Structural Features of Monoethanolamine Aqueous Solutions with Various Compositions: A Combined Experimental and Theoretical Study Using Vibrational Spectroscopy

In this work, we studied aqueous solutions of monoethanolamine (MEA), which are widely used to remove CO2 from flue and oil gases. This study combined experimental and theoretical methods of vibrational spectroscopy, using high-temperature infrared spectroscopy, quantum-chemical calculations of theoretical vibrational spectra, and structural electronic and energy characteristics of model structures. MEA has a propensity to form associations between various compositions and structures with water molecules, as well as those composed solely of water molecules. The structural and energy characteristics of such associates were analyzed in terms of their ability to interact and retain carbon dioxide.

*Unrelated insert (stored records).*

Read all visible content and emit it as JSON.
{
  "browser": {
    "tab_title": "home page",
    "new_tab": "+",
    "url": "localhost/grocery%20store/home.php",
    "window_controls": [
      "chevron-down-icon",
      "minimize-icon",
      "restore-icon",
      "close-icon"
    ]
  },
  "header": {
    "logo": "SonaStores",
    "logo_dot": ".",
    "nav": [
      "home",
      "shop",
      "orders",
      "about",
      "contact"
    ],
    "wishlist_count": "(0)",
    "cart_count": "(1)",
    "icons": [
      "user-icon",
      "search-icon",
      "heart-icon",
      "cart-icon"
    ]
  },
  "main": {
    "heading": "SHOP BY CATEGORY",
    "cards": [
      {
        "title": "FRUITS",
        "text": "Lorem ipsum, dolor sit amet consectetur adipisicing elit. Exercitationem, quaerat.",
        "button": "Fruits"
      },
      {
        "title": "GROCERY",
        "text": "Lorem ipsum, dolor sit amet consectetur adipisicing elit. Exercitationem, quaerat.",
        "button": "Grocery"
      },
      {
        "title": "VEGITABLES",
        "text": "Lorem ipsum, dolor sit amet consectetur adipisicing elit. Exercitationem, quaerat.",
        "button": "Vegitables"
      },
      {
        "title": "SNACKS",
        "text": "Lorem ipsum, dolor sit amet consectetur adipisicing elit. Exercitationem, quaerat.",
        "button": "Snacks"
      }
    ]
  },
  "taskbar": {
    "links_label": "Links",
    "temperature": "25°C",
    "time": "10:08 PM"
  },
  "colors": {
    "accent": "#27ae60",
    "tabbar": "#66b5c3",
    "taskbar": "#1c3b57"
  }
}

The influence of elevated temperatures and concentration of aqueous MEA solution on change in the structure of associates has also been investigated. An analysis of theoretical and experimental vibrational spectra allowed us to examine the IR spectra of MEA solutions, and identify the bands responsible for the formation of associates that would sorb CO2 well, but would delay its desorption from the solution.

Automated summary

This study focused on aqueous solutions of Monoethanolamine (MEA) which are commonly used for CO2 removal from flue and oil gases. By combining experimental and theoretical methods of vibrational spectroscopy, the research analyzed the structural and energy characteristics of MEA-water associates and their ability to interact and retain carbon dioxide. The influence of temperature and MEA concentration on the structural changes of the associates was also investigated. The analysis of theoretical and experimental vibrational spectra helped identify the bands responsible for the formation of CO2 sorbing associates.